Les diplomates soulignent également que la gestion chaotique des négociations, marquée par des rivalités entre Witkoff (avocat immobilier devenu diplomate) et le secrétaire d’État Marco Rubio, complique toute perspective d’accord. Cette perception d’un manque de sérieux de la part des États-Unis alimente un sentiment de frustration à Téhéran, où les espoirs d’un accord durable s’amenuisent.

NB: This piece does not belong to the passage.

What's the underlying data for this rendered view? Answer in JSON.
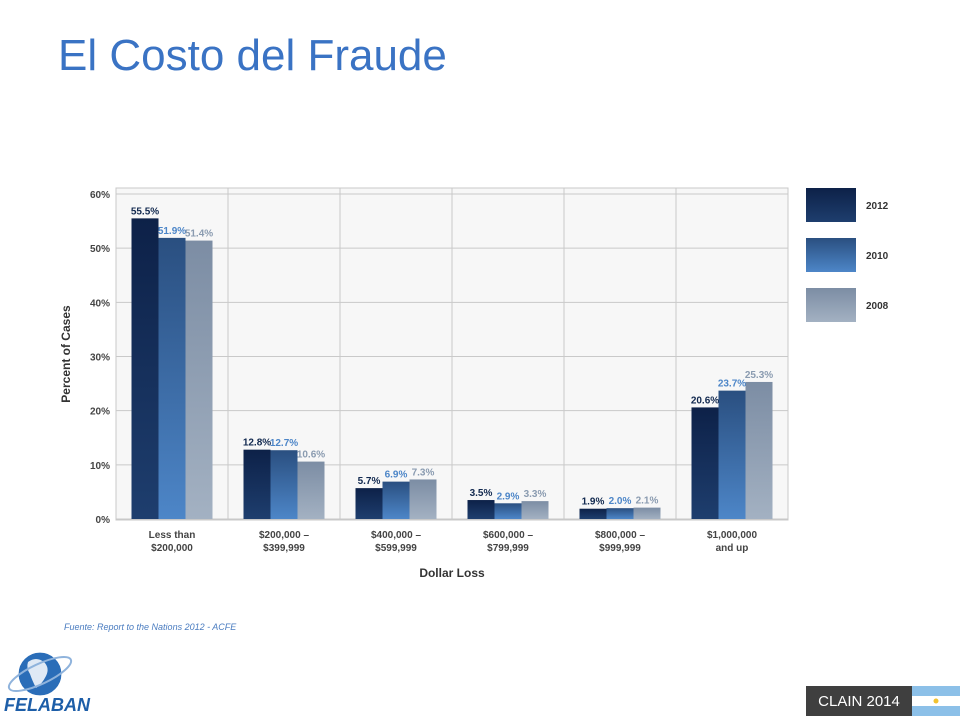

Par ailleurs, selon l’Iran, l’énergie nucléaire est un pilier du développement national.  Le programme nucléaire civil iranien, au cœur des négociations, est perçu comme un pilier de l’indépendance technologique et nationale. Lors d’une visite au Centre de recherche nucléaire de Téhéran, l’Organisation iranienne de l’énergie atomique a mis en avant les applications médicales et agricoles du programme, soulignant son importance pour le développement national. Pour les Iraniens, renoncer à l’enrichissement, comme l’exige Witkoff, équivaudrait à capituler face aux pressions étrangères, une perspective inacceptable, d’autant plus après les assassinats de scientifiques iraniens comme Massoud Ali-Mohammadi et Mohsen Fakrizadeh, attribués à Israël.

Les négociations nucléaires entre l’administration Trump et l’Iran resteront dans l’histoire comme l’exemple emblématique d’un processus diplomatique vidé de son sens, utilisé non pour résoudre un conflit mais pour miner la stabilité régionale et creuser davantage la méfiance entre l’Iran et l’Occident.